Fernanda Regina Vilares
Bruno Salles Pereira Ribeiro, Caroline Braun, Cecilia Tripodi e Renato Stanziola Vieira
Em junho de 2002 o Instituto Brasileiro de Ciências Criminais publicou boletim especial dedicado em sua íntegra a temas relacionados à Defensoria Pública. À época, o Estado de São Paulo se notabilizava por ser um dos únicos entes da Federação que não cumpria a Constituição Federal no que toca à necessidade de se estruturar como instituição exclusivamente dedicada à defesa da população hipossuficiente.
Em razão do caráter eminentemente seletivo de um sistema de justiça criminal, que tem como “clientes preferenciais” jovens pobres das periferias dos centros urbanos, a omissão apontada reclamava a adoção de postura crítica e contundente a fim de dar visibilidade às nefastas consequências de postura estatal negligente, no que diz respeito à defesa e afirmação dos direitos das pessoas economicamente vulneráveis.

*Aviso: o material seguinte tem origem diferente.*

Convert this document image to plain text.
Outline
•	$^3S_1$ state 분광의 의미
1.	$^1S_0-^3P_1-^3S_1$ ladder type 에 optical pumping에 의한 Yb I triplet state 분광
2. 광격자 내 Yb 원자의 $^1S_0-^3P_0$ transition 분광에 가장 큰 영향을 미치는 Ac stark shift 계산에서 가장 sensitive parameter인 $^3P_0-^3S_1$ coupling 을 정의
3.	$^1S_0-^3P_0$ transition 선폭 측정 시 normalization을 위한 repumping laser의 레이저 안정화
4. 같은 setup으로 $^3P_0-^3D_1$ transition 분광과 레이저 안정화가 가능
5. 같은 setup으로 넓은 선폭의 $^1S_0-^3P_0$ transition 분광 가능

Passados quase 10 (dez) anos daquela publicação, avanços consideráveis foram notados no estado da arte da prestação da assistência jurídica no país. A Emenda Constitucional 45 conferiu autonomia à instituição, que foi ampliada e fortalecida em diversos Estados. A população de São Paulo e do Rio Grande do Norte comemoraram a instalação da Defensoria Pública, e os Estados de Goiás e do Paraná aprovaram a respectiva lei orgânica estando em vias de estruturar as suas carreiras. Santa Catarina, lamentavelmente, isolou-se no cenário nacional como o único Estado que insiste em modelo de advocacia dativa remunerada com recursos públicos.
A adoção do modelo público de prestação da assistência jurídica reflete opção política clara, contemplada na Constituição Federal de 1988, e que contou com significativo respaldo social, atendendo a reclamo trazido por uma das emendas populares que contou com o maior número de subscrições.
Inegável que a estruturação adequada da Defensoria Pública se insere em um processo que deve conduzir ao gradativo aumento do número de defensores a fim de garantir que a sua atuação se estenda a todas as comarcas brasileiras. Por um longo período, a advocacia desempenhou relevante contribuição na prestação da assistência jurídica no país. No entanto, o reconhecimento deste fato não pode conduzir à criação de uma reserva de mercado, perenizando uma situação excepcional.
A partir dessa perspectiva, no último dia 29 de fevereiro, o STF escreveu mais um importante capítulo na história da assistência jurídica no país, ao julgar a ADIn 4163/SP. Na referida ação direta de inconstitucionalidade, questionava-se a constitucionalidade do art. 234 da Lei Orgânica da Defensoria Pública de São Paulo, que obrigava a Instituição a manter convênio com a OAB/SP para prestação de assistência judiciária suplementar à população hipossuficiente do Estado. A Corte, proclamando o direito fundamental de acesso à justiça por meio da Defensoria Pública, declarou a não recepção do dispositivo pela Constituição.
Além de rechaçar suposta obrigatoriedade e exclusividade do convênio com a OAB, o STF reafirmou o modelo público de prestação de assistência jurídica, desenhado pelo constituinte, hoje desvirtuado em razão da insuficiência de cargos de defensores públicos.
Em seu voto, o eminente relator, Min. Cézar Peluso, salientou que a regra primordial para a prestação de serviço jurídico pelo Estado é a do concurso público, constituindo-se situação temporária e excepcional a hipótese da assistência jurídica aos necessitados por meio de profissionais que não sejam defensores públicos concursados, o que somente poderá se dar a critério da Defensoria Pública, como instituição gestora da política de assistência jurídica. Da mesma maneira, o relator asseverou que a suposta obrigatoriedade de se firmar convênio com a OAB deturpa a noção de autonomia constitucionalmente conferida à Defensoria Pública para bem desempenhar as suas funções institucionais.
A consolidação da democracia numa sociedade ainda marcada por um quadro de extrema desigualdade social reclama a ampliação, o aprimoramento e o fortalecimento da Defensoria Pública. Assim, a importante decisão do STF veio em boa hora. O que se espera agora é que o Poder Executivo cumpra o comando constitucional e amplie o número de defensores públicos, para que a decisão do STF transcenda o plano teórico e possa efetivamente fazer diferença na vida daqueles que mais precisam.
Por seu turno, as instituições da Defensoria Pública devem seguir na trilha da defesa intransigente dos direitos humanos, cumprindo o seu relevante papel de transformação social por meio da concretização do acesso à justiça.